If you take $-(2x+1),-(2y+1) \ge -1 \color{blue}{\implies} x,y >0$ then the principal branch of the Lambert-W function $W_0$ does give you an inverse for $xe^{x}$, and thus, on the interval $\left[0,\infty\right)$ your function is one-two-one.

Similarly, if your domain is $(-\infty, 0]$ the function $W_{-1}$ gives you an inverse. But if you're taking the entire real number line as your domain, a simple plot of the function combined with the horizontal-line test tells you the function is not one-to-one on this domain.

Answer 2

Your function is continuous. A continuous function is one-to-one if and only if it is strictly decreasing or strictly increasing.

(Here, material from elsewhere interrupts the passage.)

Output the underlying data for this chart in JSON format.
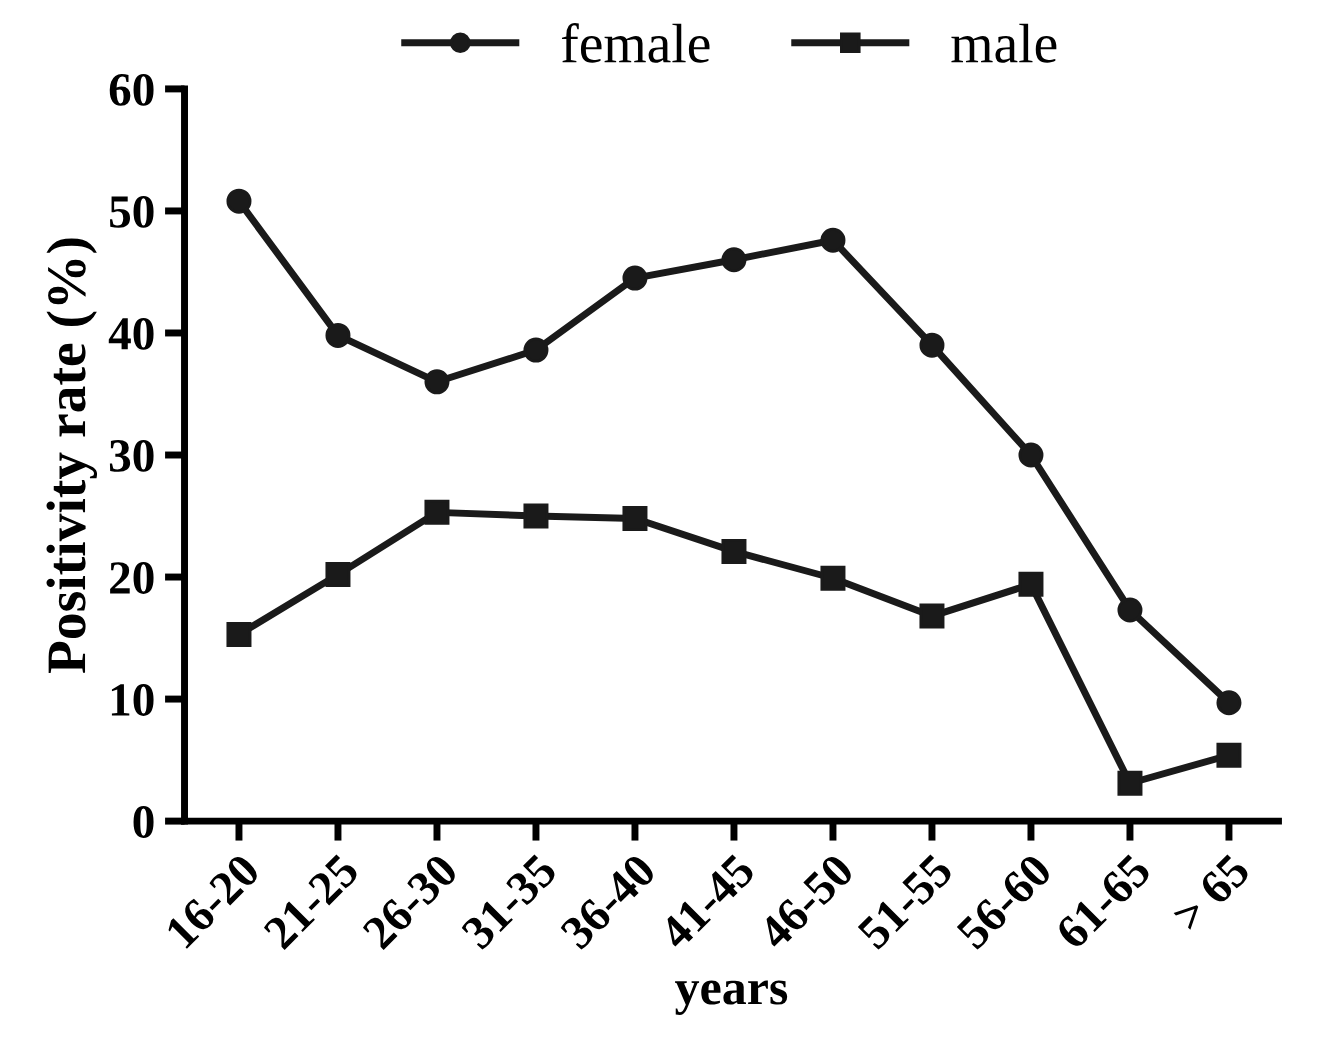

In your case, the function is differentiable so we only need to see its first derivative which by simple computation turns out to be $a_2$ times $xe^{-2x}$. The latter is positive iff $x > 0$ and negative iff $ x < 0$.

Answer 3

It's convenient to consider the core expression $-2x\exp(-2x)-\exp(-2x)+1$, let $u=-2x$, and rewrite this function as

$$f(u)=(u-1)e^u+1$$

We see that $f(0)=0$, $\lim_{u\to+\infty}f(u)=+\infty$, and $\lim_{u\to-\infty}f(u)=1$. Consequently each value between $0$ and $1$ occurs at least twice, once with $u\gt0$ and once with $u\lt0$. So the original function is not one-to-one.